Of course, there have been bigger and worse genre flops since then – anybody remember “Waterworld” or “Treasure Planet” (sort of?). And the Western genre has been in decline for a long time now, especially since what had started out as cheap-as-dirt escapist fare grew expensive, complicated… and tired. By the time “Dances with Wolves” won 7 Academy Awards in 1990, including Best Picture and Best Director for star Kevin Costner, the Western had become an expensive museum-piece, and most Western genre fare was relegated to television, where it was cheaper (“Lonesome Dove,”) or had been turned into revisionist feature fare, like the lionizing  “Geronimo”, or even weirder, the bizarre pairing of pals Jack Nicholson and Marlon Brando in “The Missouri Breaks,” which, despite a Thomas McGuane screenplay, is a strangely confusing tale.

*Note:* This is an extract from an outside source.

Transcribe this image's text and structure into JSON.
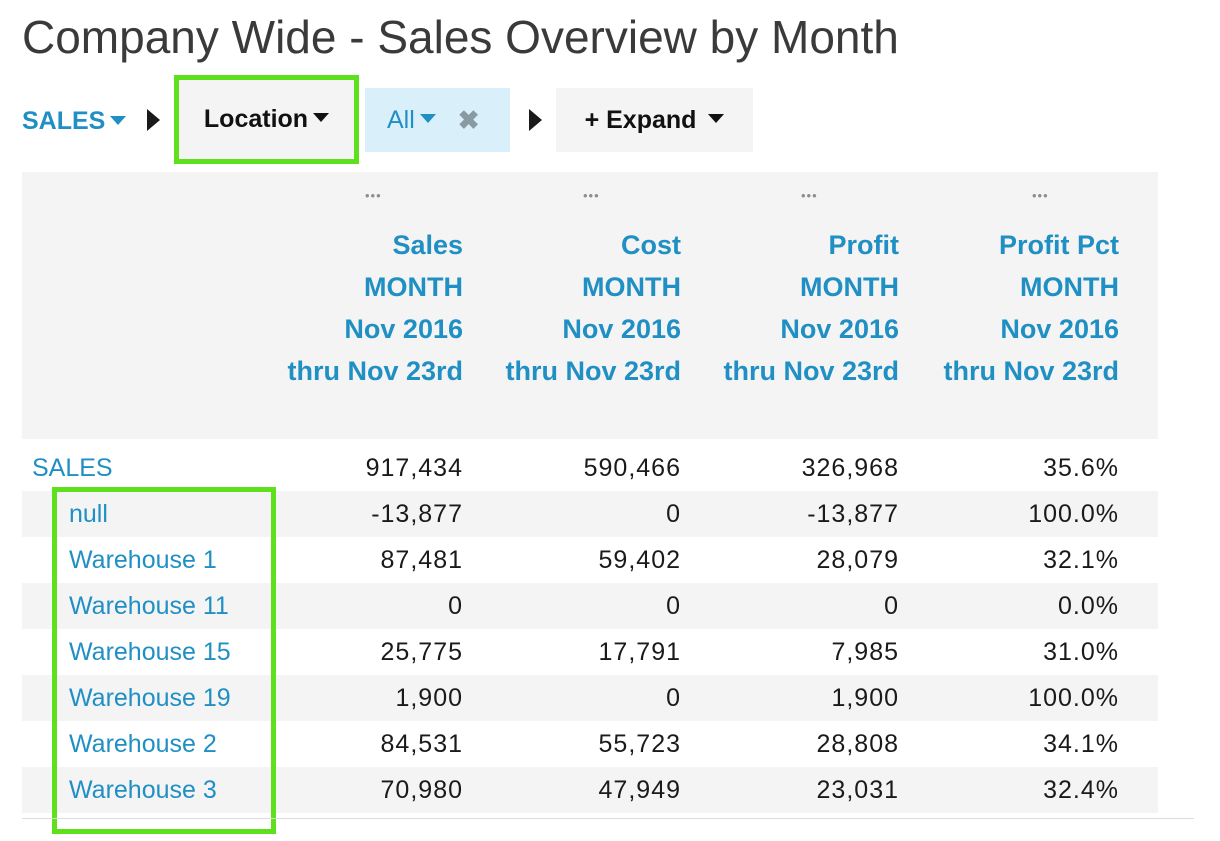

Here’s the good news: the Western genre is NOT a goner. Repeat – not a goner…

Here’s the bad news: as YOU know it, the Western genre may indeed be a goner – with a few exceptions… Like “True Grit,” the Coen Brothers’ upcoming re-take on the 1969 classic, or Jon Favreau’s next project, “Cowboys & Aliens,” as well as the recent “Appaloosa” from director/star Ed Harris. There are undoubtedly other ‘classic’ projects in development – high profile or not – that fall into the ‘Western’ genre, but we are unaware of any that have been publicized recently.

Instead, Western genre films have been transposed to other genres. To cite an example, sci-fi adventure film “Outland” is simply ‘”High Noon” set in space,’ (sort of), where a marshal waits for the next inbound shuttle to bring trouble – and the story’s dramatic resolution. “No Country for Old Men,” while set in the west, is more of an existentialist crime drama, featuring a villain worthy of Hannibal Lecter status (sort of). In other words, every Western can be something else, like a sci-fi adventure, a drama or fantasy; just remember to include the fantastic, the unexpected or the romance. It’s crucial to turn a ‘goner genre’ into a best Western, even if its frontier firepower ends up as death rays (sort of).